Nuts can come straight out of the freezer and into a hot, dry frying pan, to be toasted over a moderate heat for two or three minutes, tossing them all the while. Take them off the heat before the pan starts smoking, and before the nuts go too dark. Salt them and you’re away.

This week I was planning to make a brace of pecan pies. But I did have those walnuts and suddenly remembered the little bottle of hazelnut syrup I’ve had for ages. Ping. Use hazelnut syrup instead of some of the golden syrup in the pecan recipe and you’d have a walnut and hazelnut tart. Voila.

Walnut and hazelnut tart

2 packets puff pastry (I much prefer the Today brand, not Alibaba which is brownish and has an odd texture)

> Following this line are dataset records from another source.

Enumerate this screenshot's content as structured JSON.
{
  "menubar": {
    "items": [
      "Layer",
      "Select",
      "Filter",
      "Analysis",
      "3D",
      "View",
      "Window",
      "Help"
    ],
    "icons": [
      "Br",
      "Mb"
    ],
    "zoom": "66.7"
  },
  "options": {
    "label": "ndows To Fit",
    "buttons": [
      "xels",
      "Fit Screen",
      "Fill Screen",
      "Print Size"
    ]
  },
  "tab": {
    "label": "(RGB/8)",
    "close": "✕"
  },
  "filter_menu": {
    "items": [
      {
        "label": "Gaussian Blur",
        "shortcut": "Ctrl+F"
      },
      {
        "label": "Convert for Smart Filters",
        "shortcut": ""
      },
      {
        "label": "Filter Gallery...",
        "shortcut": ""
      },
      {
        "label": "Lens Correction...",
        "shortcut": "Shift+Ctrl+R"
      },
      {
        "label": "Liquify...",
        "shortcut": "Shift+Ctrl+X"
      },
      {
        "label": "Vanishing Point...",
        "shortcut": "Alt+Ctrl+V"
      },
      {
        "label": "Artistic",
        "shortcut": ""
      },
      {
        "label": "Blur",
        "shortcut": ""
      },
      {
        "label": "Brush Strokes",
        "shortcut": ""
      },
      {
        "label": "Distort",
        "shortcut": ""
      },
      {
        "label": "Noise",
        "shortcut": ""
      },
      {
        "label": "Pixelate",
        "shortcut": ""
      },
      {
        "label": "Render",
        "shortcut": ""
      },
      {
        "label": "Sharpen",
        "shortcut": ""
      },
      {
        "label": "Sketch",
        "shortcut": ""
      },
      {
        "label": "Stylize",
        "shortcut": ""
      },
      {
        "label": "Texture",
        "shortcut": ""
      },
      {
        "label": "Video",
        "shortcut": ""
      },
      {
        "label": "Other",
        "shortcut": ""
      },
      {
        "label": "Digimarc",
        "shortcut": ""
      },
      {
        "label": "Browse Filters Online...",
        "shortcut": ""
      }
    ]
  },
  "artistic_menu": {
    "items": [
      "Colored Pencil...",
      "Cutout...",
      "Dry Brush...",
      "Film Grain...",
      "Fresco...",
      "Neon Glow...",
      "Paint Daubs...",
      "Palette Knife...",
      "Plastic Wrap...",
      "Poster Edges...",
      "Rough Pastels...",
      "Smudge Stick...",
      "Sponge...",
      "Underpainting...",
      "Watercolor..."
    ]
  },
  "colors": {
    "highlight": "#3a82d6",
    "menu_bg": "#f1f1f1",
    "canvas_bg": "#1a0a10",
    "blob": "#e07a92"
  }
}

2 cups golden syrup plus 1 cup hazelnut syrup (but use 3 cups golden if you can’t find hazelnut – I had bought mine at Woolies)

¼ cup butter

1 cup caramel or muscovado sugar

2 Tbs rum or brandy

4 jumbo eggs, whisked

1 tsp vanilla essence

½ tsp salt

2 cups walnuts, chopped

Flour a clean, hard surface and roll out the room-temperature pastry. Grease or spray a ceramic or glass tart dish and line with a round of pastry, crimping the edges with your fingers. Prick the base about 15 times and place in the fridge for 20 minutes.

Into a deep saucepan, pour the golden syrup and hazelnut syrup and add the butter, sugar and rum or brandy. Bring to a simmer on a moderate heat, stirring. When it starts to foam, keep stirring for one minute making sure it does not boil over, which it will try very hard to do.

Leave the sauce off the stove to return to room temperature, at least 2 minutes. This is to avoid the egg scrambling when you fold it in.

Whisk the eggs and fold into the sauce, then add the salt and vanilla and fold in the chopped walnuts.

Pour into the tart dishes and bake in an oven pre-heated to 180°C for about 30 to 35 minutes or until the pastry is lightly golden but not too dark.

Remove and place dishes on a wire rack to cool. Serve chilled or at room temperature with whipped cream infused with vanilla or a little of the hazelnut syrup.